Avec son Gesamtkunstwerk et son Festspielhaus, Richard Wagner veut atteindre une illusion parfaite : faire croire aux spectateurs qu’ils ne sont pas installés dans un théâtre. Cela se retrouve dans les salles de cinéma. Les spectateurs y sont aussi tous sur un même pied d’égalité et plongés dans le noir. Il n’y a ni loge, ni balcon et on n’applaudit pas durant le film. L’audience s’immerge intégralement dans l’intrigue du film à l’instar des spectateurs des opéras wagnériens. De nombreux compositeurs et réalisateurs adoptent ces procédés, principalement ceux qui font des films « classiques ». Le Gesamtkunstwerk de Richard Wagner est l’utilisation de l’orchestre symphonique, du style postromantique de la musique, du support musical du récit, de l’unité narrative et musicale et de l’immersion des spectateurs dans l’histoire. Sans la Tétralogie et la théorie du Gesamtkunstwerk, Bruno Lussato prétend que des films comme ceux de George Lucas n’auraient jamais vu le jour.

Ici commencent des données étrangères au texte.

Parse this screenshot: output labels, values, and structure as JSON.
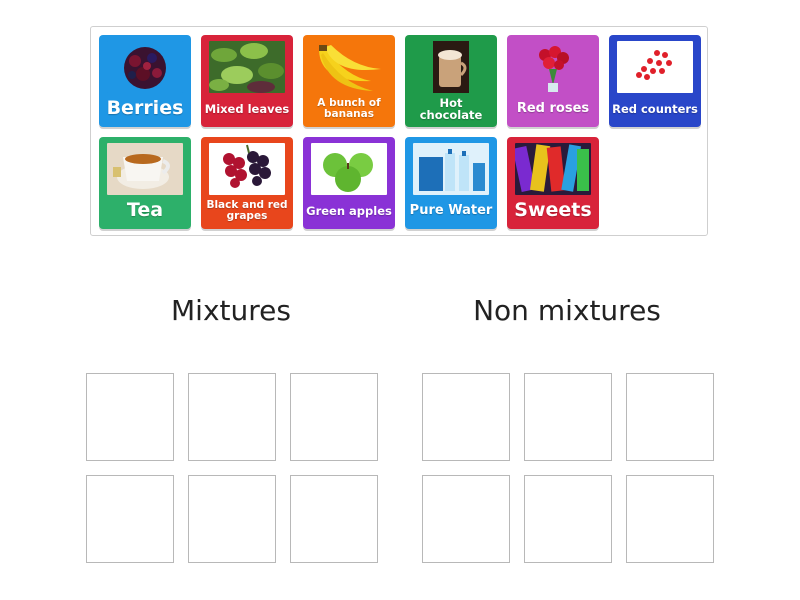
{
  "cards": [
    {
      "label": "Berries",
      "color": "#1f97e5",
      "icon": "berries-image"
    },
    {
      "label": "Mixed leaves",
      "color": "#d8233a",
      "icon": "mixed-leaves-image"
    },
    {
      "label": "A bunch of bananas",
      "color": "#f5760b",
      "icon": "bananas-image"
    },
    {
      "label": "Hot chocolate",
      "color": "#1f9b4a",
      "icon": "hot-chocolate-image"
    },
    {
      "label": "Red roses",
      "color": "#c24fc6",
      "icon": "red-roses-image"
    },
    {
      "label": "Red counters",
      "color": "#2946c9",
      "icon": "red-counters-image"
    },
    {
      "label": "Tea",
      "color": "#2db06a",
      "icon": "tea-image"
    },
    {
      "label": "Black and red grapes",
      "color": "#e8461c",
      "icon": "grapes-image"
    },
    {
      "label": "Green apples",
      "color": "#8a32d6",
      "icon": "green-apples-image"
    },
    {
      "label": "Pure Water",
      "color": "#1f97e5",
      "icon": "water-bottles-image"
    },
    {
      "label": "Sweets",
      "color": "#d8233a",
      "icon": "sweets-image"
    }
  ],
  "groups": [
    {
      "title": "Mixtures"
    },
    {
      "title": "Non mixtures"
    }
  ]
}
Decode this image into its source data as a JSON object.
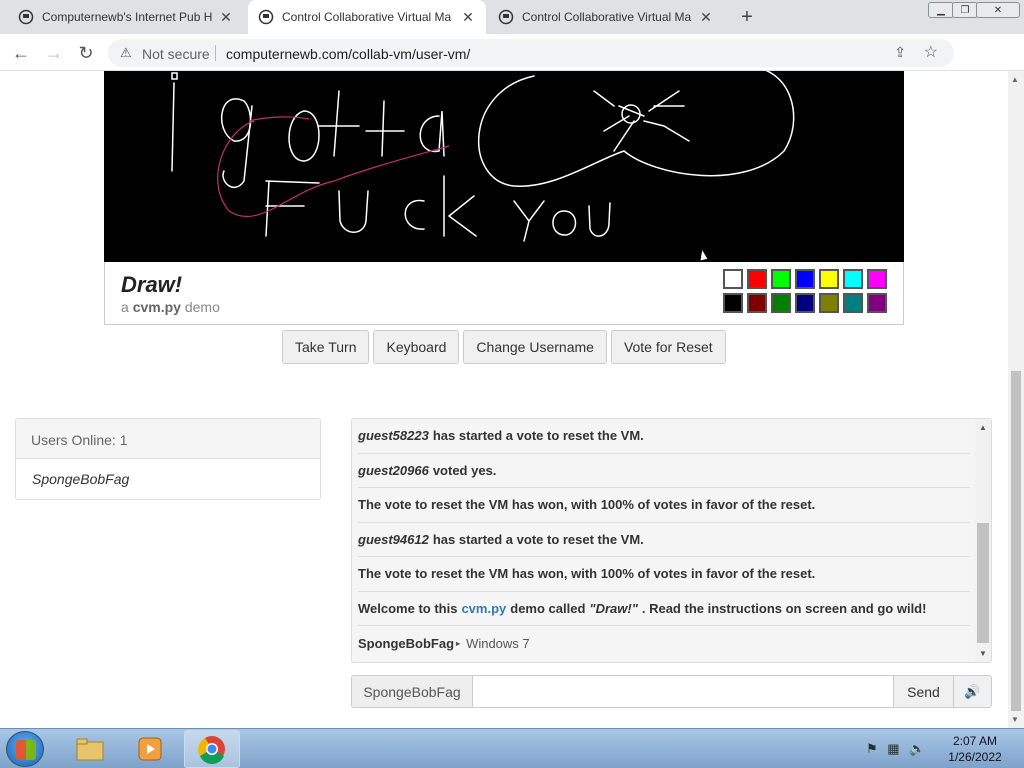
{
  "browser": {
    "tabs": [
      {
        "title": "Computernewb's Internet Pub Hu",
        "active": false
      },
      {
        "title": "Control Collaborative Virtual Ma",
        "active": true
      },
      {
        "title": "Control Collaborative Virtual Ma",
        "active": false
      }
    ],
    "security_label": "Not secure",
    "url": "computernewb.com/collab-vm/user-vm/"
  },
  "vm": {
    "title": "Draw!",
    "subtitle_prefix": "a",
    "subtitle_name": "cvm.py",
    "subtitle_suffix": "demo",
    "palette": [
      "#ffffff",
      "#ff0000",
      "#00ff00",
      "#0000ff",
      "#ffff00",
      "#00ffff",
      "#ff00ff",
      "#000000",
      "#800000",
      "#008000",
      "#000080",
      "#808000",
      "#008080",
      "#800080"
    ]
  },
  "actions": {
    "take_turn": "Take Turn",
    "keyboard": "Keyboard",
    "change_username": "Change Username",
    "vote_reset": "Vote for Reset"
  },
  "users": {
    "header": "Users Online: 1",
    "list": [
      "SpongeBobFag"
    ]
  },
  "chat": {
    "messages": [
      {
        "user": "guest58223",
        "text": "has started a vote to reset the VM."
      },
      {
        "user": "guest20966",
        "text": "voted yes."
      },
      {
        "text": "The vote to reset the VM has won, with 100% of votes in favor of the reset."
      },
      {
        "user": "guest94612",
        "text": "has started a vote to reset the VM."
      },
      {
        "text": "The vote to reset the VM has won, with 100% of votes in favor of the reset."
      },
      {
        "welcome_a": "Welcome to this",
        "welcome_link": "cvm.py",
        "welcome_b": "demo called",
        "welcome_quote": "\"Draw!\"",
        "welcome_c": ". Read the instructions on screen and go wild!"
      },
      {
        "user": "SpongeBobFag",
        "vm": "Windows 7"
      }
    ],
    "username": "SpongeBobFag",
    "send_label": "Send",
    "input_value": ""
  },
  "taskbar": {
    "time": "2:07 AM",
    "date": "1/26/2022"
  }
}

I – 2. La théorie des Leitmotive dans le Ring des Nibelungen
Le leitmotiv se définit théoriquement comme :
« Un thème ou une idée musicale, clairement défini de façon à être reconnu en cas de modification ou de transformation, dont le but est de représenter ou symboliser une personne, un objet, un espace, une idée, un sentiment ou une force surnaturelle dans une œuvre dramatique. Un leitmotiv peut être musicalement inchangé à son retour ou modifié dans le rythme, la structure d’intervalle, l’harmonie, l’orchestration ou l’accompagnement. Il peut aussi être combiné avec d’autres Leitmotivs afin de suggérer une nouvelle situation dramatique.

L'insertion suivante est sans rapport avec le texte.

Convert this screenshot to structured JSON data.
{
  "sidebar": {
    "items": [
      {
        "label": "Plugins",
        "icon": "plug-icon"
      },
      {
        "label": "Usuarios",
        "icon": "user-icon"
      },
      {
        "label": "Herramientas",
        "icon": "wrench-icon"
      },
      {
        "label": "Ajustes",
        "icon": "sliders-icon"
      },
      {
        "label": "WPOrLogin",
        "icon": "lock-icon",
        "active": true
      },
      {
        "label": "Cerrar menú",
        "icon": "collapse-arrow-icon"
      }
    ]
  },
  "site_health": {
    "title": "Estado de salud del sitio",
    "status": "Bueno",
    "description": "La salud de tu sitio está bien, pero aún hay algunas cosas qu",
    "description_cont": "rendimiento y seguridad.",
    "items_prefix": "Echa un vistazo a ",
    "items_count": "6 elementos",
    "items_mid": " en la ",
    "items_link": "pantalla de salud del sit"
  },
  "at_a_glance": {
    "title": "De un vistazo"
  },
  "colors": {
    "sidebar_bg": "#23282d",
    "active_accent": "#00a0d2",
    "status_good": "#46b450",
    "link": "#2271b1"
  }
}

Le leitmotiv est un motif musical conducteur, un thème-clé répété, modifié ou transformé au fil d’une œuvre pour imposer une idée, un personnage, un sentiment, un objet ou un lieu. Un leitmotiv est propice à l’utilisation de la technique des réminiscences musicales ou des associations significatives d’un motif avec un personnage, un sentiment ou une situation.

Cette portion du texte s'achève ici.